Under the Turkish-Russian deal, the YPG has 150 hours starting at noon on Oct. 23 to withdraw from almost the entire northeastern border of Syria, from the Euphrates river to the Iraqi border.

Russia and the Syrian regime’s forces would move in to ensure that the YPG pulls back 30 kilometers (about 20 miles) from the border. The 150-hour timespan expires on Oct. 29.

After the schedule for the withdrawal concludes, joint Turkish-Russian patrols would begin along a 10-kilometer-(roughly 6 miles) wide strip of the border.

The only exception for the joint patrol will be the Qamishli town at the far-eastern end of the border.

On the reasons of the Qamishli exception, Turkish President Recep Tayyip Erdoğan has told journalists that there is Russian and regime forces’ presence in the town, thus they have “no desire to face off against Turkey.”

“We did not want that too.

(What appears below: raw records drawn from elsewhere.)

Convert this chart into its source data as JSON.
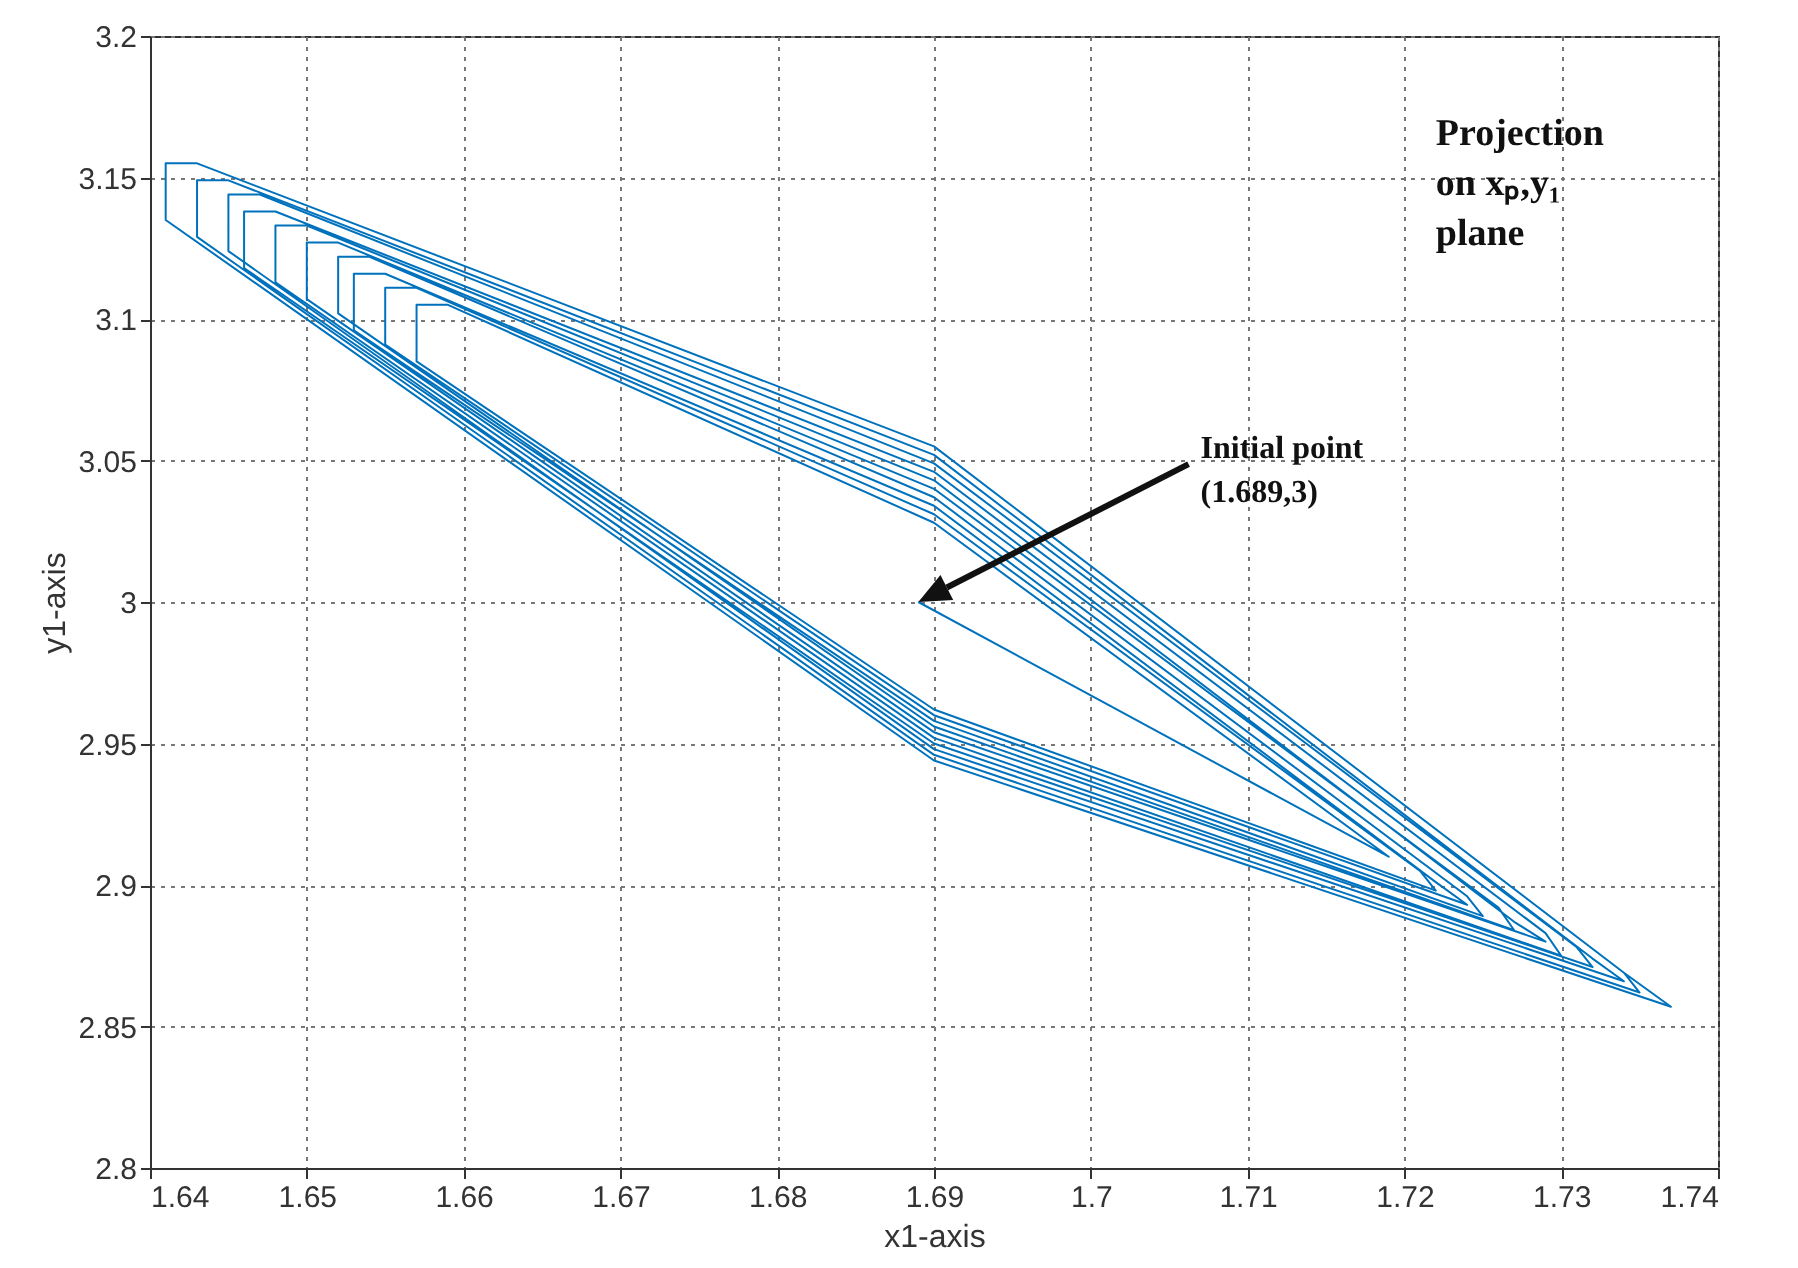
{
  "chart_data": {
    "type": "line",
    "xlabel": "x1-axis",
    "ylabel": "y1-axis",
    "xlim": [
      1.64,
      1.74
    ],
    "xticks": [
      1.64,
      1.65,
      1.66,
      1.67,
      1.68,
      1.69,
      1.7,
      1.71,
      1.72,
      1.73,
      1.74
    ],
    "ylim": [
      2.8,
      3.2
    ],
    "yticks": [
      2.8,
      2.85,
      2.9,
      2.95,
      3,
      3.05,
      3.1,
      3.15,
      3.2
    ],
    "grid": true,
    "line_style": "solid",
    "annotations": [
      "Initial point\n(1.689,3)",
      "Projection\non xₚ,y₁\nplane"
    ],
    "series": [
      {
        "color": "#0072bd",
        "x": [
          1.689,
          1.719,
          1.69,
          1.659,
          1.657,
          1.657,
          1.69,
          1.722,
          1.721,
          1.69,
          1.657,
          1.655,
          1.655,
          1.69,
          1.724,
          1.722,
          1.69,
          1.655,
          1.653,
          1.653,
          1.69,
          1.725,
          1.724,
          1.69,
          1.654,
          1.652,
          1.652,
          1.69,
          1.727,
          1.726,
          1.69,
          1.652,
          1.65,
          1.65,
          1.69,
          1.729,
          1.727,
          1.69,
          1.65,
          1.648,
          1.648,
          1.69,
          1.73,
          1.729,
          1.69,
          1.648,
          1.646,
          1.646,
          1.69,
          1.732,
          1.731,
          1.69,
          1.647,
          1.645,
          1.645,
          1.69,
          1.734,
          1.732,
          1.69,
          1.645,
          1.643,
          1.643,
          1.69,
          1.735,
          1.734,
          1.69,
          1.643,
          1.641,
          1.641,
          1.69,
          1.737,
          1.734
        ],
        "values": [
          3,
          2.91,
          3.028,
          3.105,
          3.105,
          3.085,
          2.962,
          2.898,
          2.905,
          3.031,
          3.111,
          3.111,
          3.091,
          2.96,
          2.893,
          2.901,
          3.034,
          3.116,
          3.116,
          3.096,
          2.958,
          2.889,
          2.896,
          3.037,
          3.122,
          3.122,
          3.102,
          2.956,
          2.884,
          2.892,
          3.04,
          3.127,
          3.127,
          3.107,
          2.954,
          2.88,
          2.887,
          3.043,
          3.133,
          3.133,
          3.113,
          2.952,
          2.875,
          2.883,
          3.046,
          3.138,
          3.138,
          3.118,
          2.95,
          2.871,
          2.878,
          3.049,
          3.144,
          3.144,
          3.124,
          2.948,
          2.866,
          2.874,
          3.052,
          3.149,
          3.149,
          3.129,
          2.946,
          2.862,
          2.869,
          3.055,
          3.155,
          3.155,
          3.135,
          2.944,
          2.857,
          2.869
        ]
      }
    ]
  }
}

So, we did not initiate such a thing at Qamishli,” he said.

When asked where the YPG will pull back after the withdrawal, Erdoğan said they will move to the southern parts of Syria.

Ankara wants to clear northern Syria east of the Euphrates River of the terrorist PKK and its Syrian offshoot, the YPG/PKK.

The U.S.-backed SDF, a group dominated by the YPG, has been controlling some 28 percent of the Syrian territories, including the most of the 911-kilometer-long Syria-Turkey border.

Turkey deems the YPG the Syrian offshoot of the illegal PKK, which is listed as a terrorist organization also by the United States and the EU.